Tue | Sep 28, 2021

Lascelve ‘Muggy’ Graham | We are not serious about education

Published:Thursday | July 29, 2021 | 12:06 AMLascelve Graham/Guest Columnist

IS JAMAICA leadership serious about quality education for all our children? The answer to that question is a resounding no.

Our leaders are certainly not serious, whether we are considering political, private sector, public sector, educators or alumni of our schools. What they are all very serious about, without a doubt, are sports, entertainment and religion Since a country excels at what it celebrates, we do brilliantly at sports and entertainment, and religion is as strong as ever, as education languishes in the doldrums and the masses of our people continue to suffer, uneducated, ignorant and readily manipulated, and denied quality education.

For umpteen years, there have been cries--as if in the wilderness--about education being in crisis.

In more recent times, on April 8, 2018, Professor Don Robotham, in a Gleaner article, screamed, ‘Crisis in high school education!’ Subsequent to that, a captain of industry in Jamaica, Douglas Orane, called for the end to education apartheid in the country.

Added to the above, then Minister of Education Ruel Reid disclosed that 67 per cent of Jamaica’s workforce have no secondary certification. In July 2018, the Ministry of Labour and Social Security announced that only 8,703 of the 34,885 students who completed fifth form in 2017 obtained five subjects, including mathematics and English language. We can go on and on about the deficiencies of the education system.

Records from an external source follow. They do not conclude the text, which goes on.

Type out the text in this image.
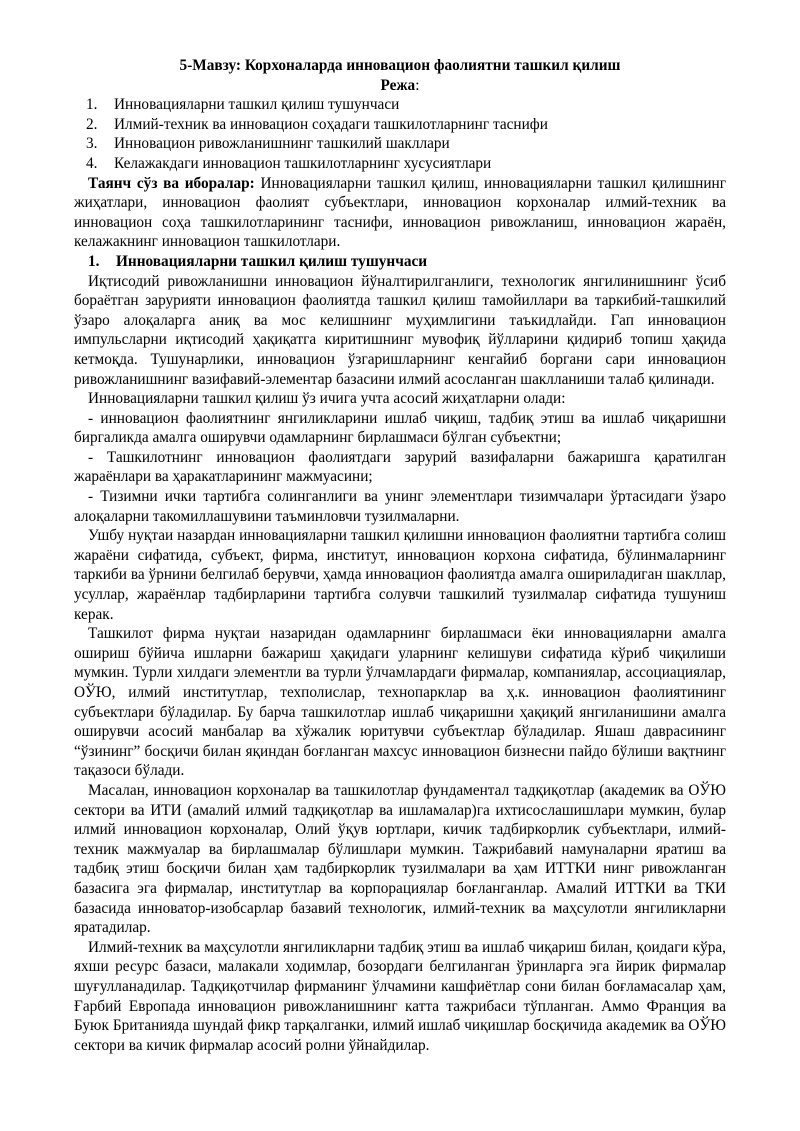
5-Мавзу: Корхоналарда инновацион фаолиятни ташкил қилиш
Режа:
1. Инновацияларни ташкил қилиш тушунчаси
2. Илмий-техник ва инновацион соҳадаги ташкилотларнинг таснифи
3. Инновацион ривожланишнинг ташкилий шакллари
4. Келажакдаги инновацион ташкилотларнинг хусусиятлари

Таянч сўз ва иборалар: Инновацияларни ташкил қилиш, инновацияларни ташкил қилишнинг жиҳатлари, инновацион фаолият субъектлари, инновацион корхоналар илмий-техник ва инновацион соҳа ташкилотларининг таснифи, инновацион ривожланиш, инновацион жараён, келажакнинг инновацион ташкилотлари.

1. Инновацияларни ташкил қилиш тушунчаси

Иқтисодий ривожланишни инновацион йўналтирилганлиги, технологик янгилинишнинг ўсиб бораётган зарурияти инновацион фаолиятда ташкил қилиш тамойиллари ва таркибий-ташкилий ўзаро алоқаларга аниқ ва мос келишнинг муҳимлигини таъкидлайди. Гап инновацион импульсларни иқтисодий ҳақиқатга киритишнинг мувофиқ йўлларини қидириб топиш ҳақида кетмоқда. Тушунарлики, инновацион ўзгаришларнинг кенгайиб боргани сари инновацион ривожланишнинг вазифавий-элементар базасини илмий асосланган шаклланиши талаб қилинади.

Инновацияларни ташкил қилиш ўз ичига учта асосий жиҳатларни олади:

- инновацион фаолиятнинг янгиликларини ишлаб чиқиш, тадбиқ этиш ва ишлаб чиқаришни биргаликда амалга оширувчи одамларнинг бирлашмаси бўлган субъектни;

- Ташкилотнинг инновацион фаолиятдаги зарурий вазифаларни бажаришга қаратилган жараёнлари ва ҳаракатларининг мажмуасини;

- Тизимни ички тартибга солинганлиги ва унинг элементлари тизимчалари ўртасидаги ўзаро алоқаларни такомиллашувини таъминловчи тузилмаларни.

Ушбу нуқтаи назардан инновацияларни ташкил қилишни инновацион фаолиятни тартибга солиш жараёни сифатида, субъект, фирма, институт, инновацион корхона сифатида, бўлинмаларнинг таркиби ва ўрнини белгилаб берувчи, ҳамда инновацион фаолиятда амалга ошириладиган шакллар, усуллар, жараёнлар тадбирларини тартибга солувчи ташкилий тузилмалар сифатида тушуниш керак.

Ташкилот фирма нуқтаи назаридан одамларнинг бирлашмаси ёки инновацияларни амалга ошириш бўйича ишларни бажариш ҳақидаги уларнинг келишуви сифатида кўриб чиқилиши мумкин. Турли хилдаги элементли ва турли ўлчамлардаги фирмалар, компаниялар, ассоциациялар, ОЎЮ, илмий институтлар, техполислар, технопарклар ва ҳ.к. инновацион фаолиятининг субъектлари бўладилар. Бу барча ташкилотлар ишлаб чиқаришни ҳақиқий янгиланишини амалга оширувчи асосий манбалар ва хўжалик юритувчи субъектлар бўладилар. Яшаш даврасининг “ўзининг” босқичи билан яқиндан боғланган махсус инновацион бизнесни пайдо бўлиши вақтнинг тақазоси бўлади.

Масалан, инновацион корхоналар ва ташкилотлар фундаментал тадқиқотлар (академик ва ОЎЮ сектори ва ИТИ (амалий илмий тадқиқотлар ва ишламалар)га ихтисослашишлари мумкин, булар илмий инновацион корхоналар, Олий ўқув юртлари, кичик тадбиркорлик субъектлари, илмий-техник мажмуалар ва бирлашмалар бўлишлари мумкин. Тажрибавий намуналарни яратиш ва тадбиқ этиш босқичи билан ҳам тадбиркорлик тузилмалари ва ҳам ИТТКИ нинг ривожланган базасига эга фирмалар, институтлар ва корпорациялар боғланганлар. Амалий ИТТКИ ва ТКИ базасида инноватор-изобсарлар базавий технологик, илмий-техник ва маҳсулотли янгиликларни яратадилар.

Илмий-техник ва маҳсулотли янгиликларни тадбиқ этиш ва ишлаб чиқариш билан, қоидаги кўра, яхши ресурс базаси, малакали ходимлар, бозордаги белгиланган ўринларга эга йирик фирмалар шуғулланадилар. Тадқиқотчилар фирманинг ўлчамини кашфиётлар сони билан боғламасалар ҳам, Ғарбий Европада инновацион ривожланишнинг катта тажрибаси тўпланган. Аммо Франция ва Буюк Британияда шундай фикр тарқалганки, илмий ишлаб чиқишлар босқичида академик ва ОЎЮ сектори ва кичик фирмалар асосий ролни ўйнайдилар.
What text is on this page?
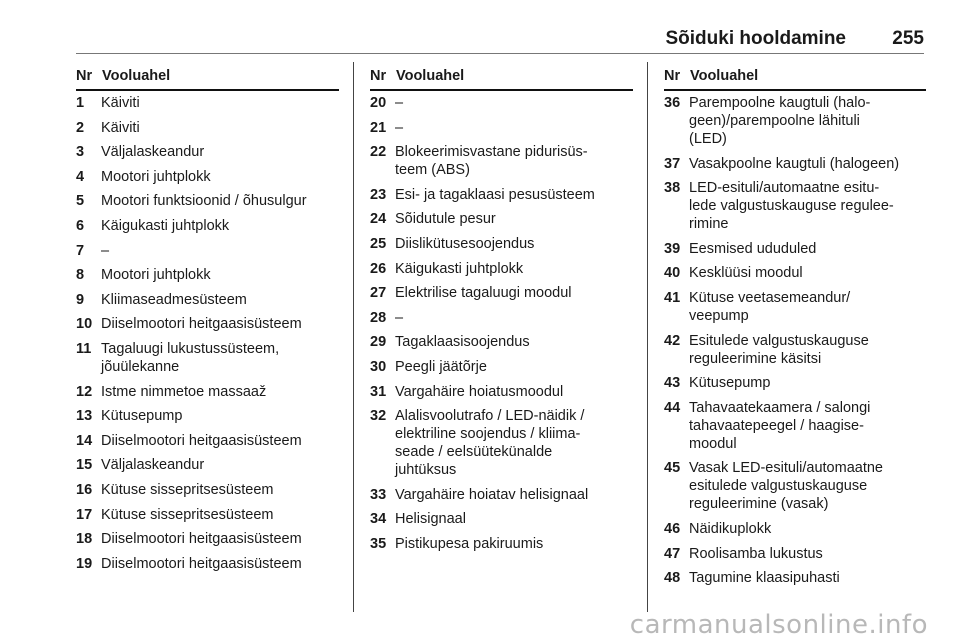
Sõiduki hooldamine 255
Nr Vooluahel
1	Käiviti
2	Käiviti
3	Väljalaskeandur
4	Mootori juhtplokk
5	Mootori funktsioonid / õhusulgur
6	Käigukasti juhtplokk
7	–
8	Mootori juhtplokk
9	Kliimaseadmesüsteem
10 Diiselmootori heitgaasisüsteem
11 Tagaluugi lukustussüsteem,
jõuülekanne
12 Istme nimmetoe massaaž
13 Kütusepump
14 Diiselmootori heitgaasisüsteem
15 Väljalaskeandur
16 Kütuse sissepritsesüsteem
17 Kütuse sissepritsesüsteem
18 Diiselmootori heitgaasisüsteem
19 Diiselmootori heitgaasisüsteem
Nr Vooluahel
20 –
21 –
22 Blokeerimisvastane pidurisüs-
teem (ABS)
23 Esi- ja tagaklaasi pesusüsteem
24 Sõidutule pesur
25 Diislikütusesoojendus
26 Käigukasti juhtplokk
27 Elektrilise tagaluugi moodul
28 –
29 Tagaklaasisoojendus
30 Peegli jäätõrje
31 Vargahäire hoiatusmoodul
32 Alalisvoolutrafo / LED-näidik /
elektriline soojendus / kliima-
seade / eelsüütekünalde
juhtüksus
33 Vargahäire hoiatav helisignaal
34 Helisignaal
35 Pistikupesa pakiruumis
Nr Vooluahel
36 Parempoolne kaugtuli (halo-
geen)/parempoolne lähituli
(LED)
37 Vasakpoolne kaugtuli (halogeen)
38 LED-esituli/automaatne esitu-
lede valgustuskauguse regulee-
rimine
39 Eesmised ududuled
40 Kesklüüsi moodul
41 Kütuse veetasemeandur/
veepump
42 Esitulede valgustuskauguse
reguleerimine käsitsi
43 Kütusepump
44 Tahavaatekaamera / salongi
tahavaatepeegel / haagise-
moodul
45 Vasak LED-esituli/automaatne
esitulede valgustuskauguse
reguleerimine (vasak)
46 Näidikuplokk
47 Roolisamba lukustus
48 Tagumine klaasipuhasti
carmanualsonline.info
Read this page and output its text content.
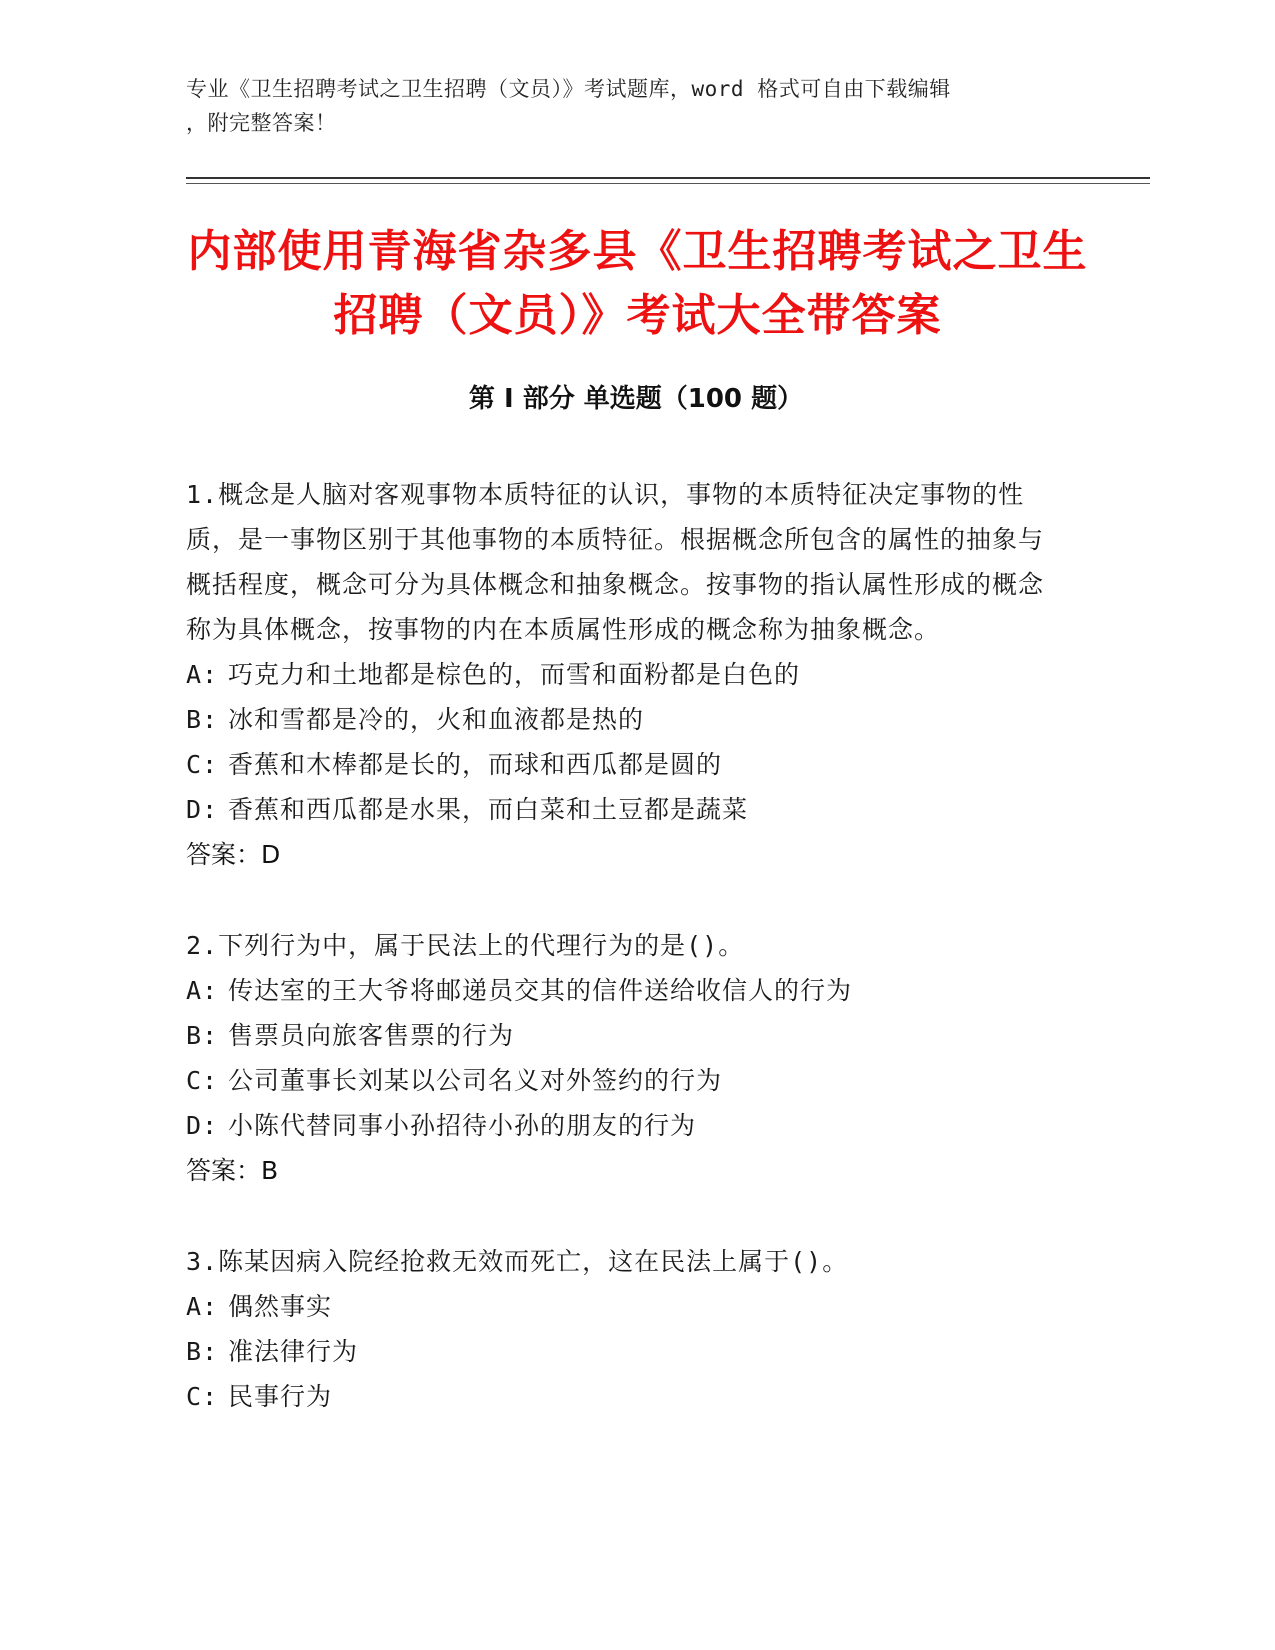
专业《卫生招聘考试之卫生招聘（文员）》考试题库，word 格式可自由下载编辑
，附完整答案！
内部使用青海省杂多县《卫生招聘考试之卫生招聘（文员）》考试大全带答案
第 I 部分 单选题（100 题）
1.概念是人脑对客观事物本质特征的认识，事物的本质特征决定事物的性质，是一事物区别于其他事物的本质特征。根据概念所包含的属性的抽象与概括程度，概念可分为具体概念和抽象概念。按事物的指认属性形成的概念称为具体概念，按事物的内在本质属性形成的概念称为抽象概念。
A: 巧克力和土地都是棕色的，而雪和面粉都是白色的
B: 冰和雪都是冷的，火和血液都是热的
C: 香蕉和木棒都是长的，而球和西瓜都是圆的
D: 香蕉和西瓜都是水果，而白菜和土豆都是蔬菜
答案：D
2.下列行为中，属于民法上的代理行为的是()。
A: 传达室的王大爷将邮递员交其的信件送给收信人的行为
B: 售票员向旅客售票的行为
C: 公司董事长刘某以公司名义对外签约的行为
D: 小陈代替同事小孙招待小孙的朋友的行为
答案：B
3.陈某因病入院经抢救无效而死亡，这在民法上属于()。
A: 偶然事实
B: 准法律行为
C: 民事行为
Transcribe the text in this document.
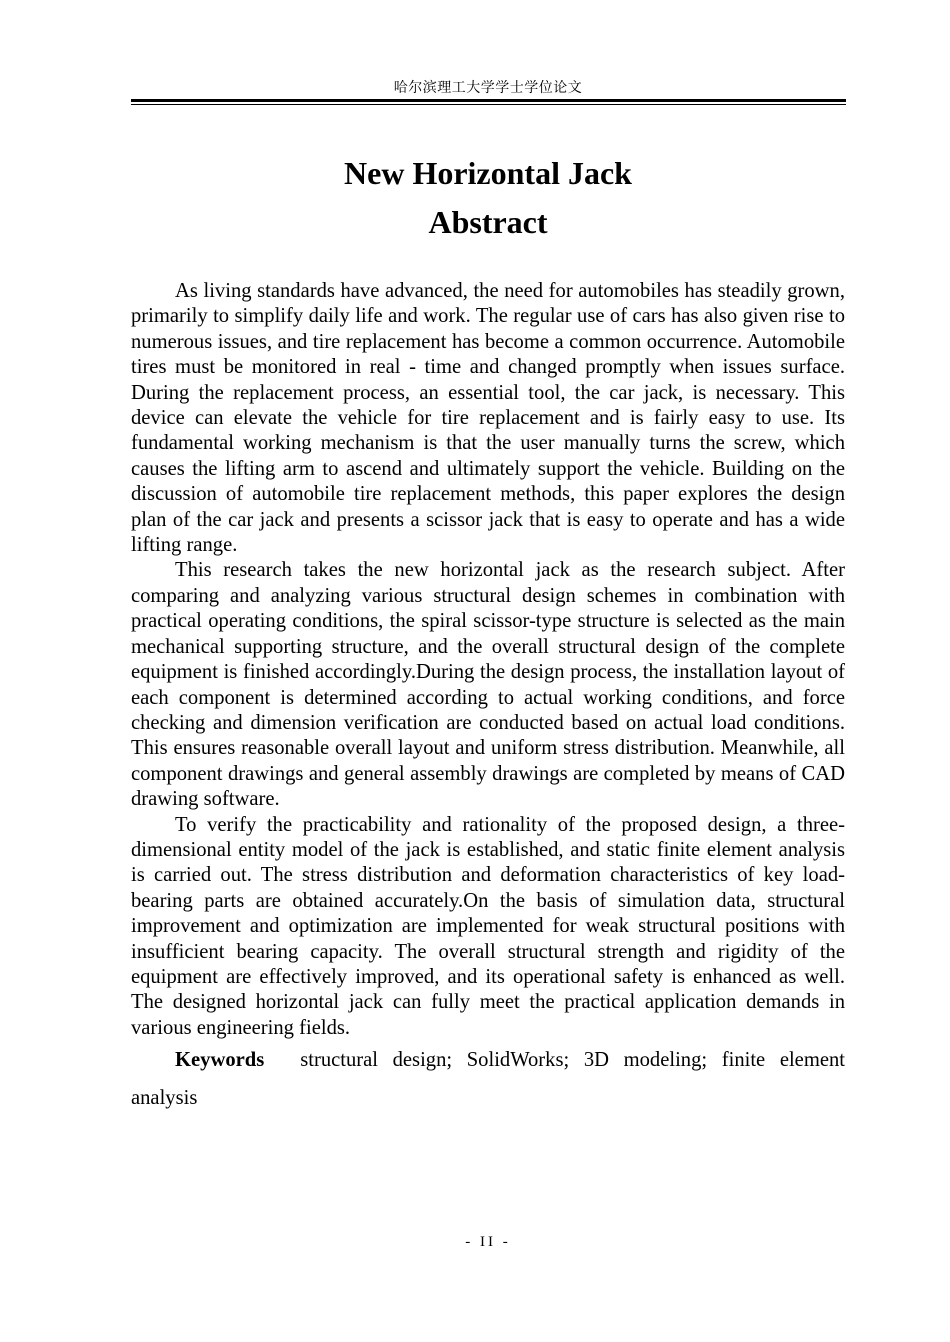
哈尔滨理工大学学士学位论文
New Horizontal Jack
Abstract

As living standards have advanced, the need for automobiles has steadily grown, primarily to simplify daily life and work. The regular use of cars has also given rise to numerous issues, and tire replacement has become a common occurrence. Automobile tires must be monitored in real - time and changed promptly when issues surface. During the replacement process, an essential tool, the car jack, is necessary. This device can elevate the vehicle for tire replacement and is fairly easy to use. Its fundamental working mechanism is that the user manually turns the screw, which causes the lifting arm to ascend and ultimately support the vehicle. Building on the discussion of automobile tire replacement methods, this paper explores the design plan of the car jack and presents a scissor jack that is easy to operate and has a wide lifting range.

This research takes the new horizontal jack as the research subject. After comparing and analyzing various structural design schemes in combination with practical operating conditions, the spiral scissor-type structure is selected as the main mechanical supporting structure, and the overall structural design of the complete equipment is finished accordingly.During the design process, the installation layout of each component is determined according to actual working conditions, and force checking and dimension verification are conducted based on actual load conditions. This ensures reasonable overall layout and uniform stress distribution. Meanwhile, all component drawings and general assembly drawings are completed by means of CAD drawing software.

To verify the practicability and rationality of the proposed design, a three-dimensional entity model of the jack is established, and static finite element analysis is carried out. The stress distribution and deformation characteristics of key load-bearing parts are obtained accurately.On the basis of simulation data, structural improvement and optimization are implemented for weak structural positions with insufficient bearing capacity. The overall structural strength and rigidity of the equipment are effectively improved, and its operational safety is enhanced as well. The designed horizontal jack can fully meet the practical application demands in various engineering fields.

Keywords structural design; SolidWorks; 3D modeling; finite element analysis

- II -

There have been myriad studies done on education and the education system in Jamaica. There have been a number of commissions that have looked in-depth at education and presented recommendations as to solutions to the problems. Our educators have travelled the world looking at how countries have moved their education systems from the bottom of the pile to the top.

Recently, Professor Clinton Hutton, in an Observer article on June 6, 2021, ‘Confronting crime---Part 2’, disclosed, among other things, that “It takes over 60 times the amount of money to keep a young man in prison annually, than in school. Put another way, what it takes to keep a young man in prison for one year, could keep over 60 young men in school for the same length of time.”

Professor Densil Williams of the Mona School of Business at The University of the West Indies has spoken and written ad nauseam about the need for greater investment in education and the many economic positives that would redound to the benefit of the society. Dr Canute Thompson and many others, including Ralston Hyman and Dr Michael Witter, economists, have consistently lamented the inadequacies of our education system.

I must confess, though, that I felt as if the wind was hit out of me by a devastating abdominal punch, my knees buckled, I was floored, when I read The Gleaner article of June 4, 2021, headlined ‘PM: Inequalities in education hurting country’.

I couldn’t believe it! Here was my champion, the boss, the most powerful person in Jamaica, the former minister of education, the top man on whom we are depending to initiate, energise and lead the charge to make the long-overdue, radical changes needed in the drive to deliver quality education to all the children of Jamaica, at this late stage, making a trite observation and tamely lamenting the deficiencies in the education system!

I had read the article hoping that the idea expressed in the headline was the introduction to some hint, at least, by my prime minister of radical, disruptive changes in the pipeline, which would put us on the road to correcting these inequities, which have always been with us and which are well known. However, this was not to be. It was the same ol’ same ol’.

It was like a football captain after 70 minutes of a 90-minute game had elapsed, exclaiming, “The opposing team is trying to prevent us from scoring.” Oh really? A little late in the game to realise that! It was almost like the fox looking at the chickens and saying they are in danger. He is the one to do something about that!

Our leaders, while mouthing nice-sounding phrases like, “All children can learn, all children must learn,” operate at the fringes, implementing incremental changes which maintain the status quo and leave the lives and futures of the overwhelming majority of our children unaffected, hopeless, and as wretched as before. Is violence the only motivator for our leadership? Is violence the only answer?

We must start making radical changes to our education system now! We need to make education paramount, national priority number one, and be prepared to make the sacrifices necessary for our schools to deliver quality education to the overwhelming majority of our children. We must start with the foundation and invest much more than we now do in early-childhood education. We have to attract some of our brightest and best to teaching at this level, and give them the support necessary for laying the foundation for quality education and socialisation. This must be continued through to the primary level, where the brightest and those requiring more attention are still mixed, so that all will be well prepared for secondary education.

Our educators have the answers! We don’t need any more research or further studies to get started or accelerate the process! We must get going now. There’s no more room for posturing. Lamentations by those with their hands on the levers of power will solve nothing! They need to implement, they need to act now.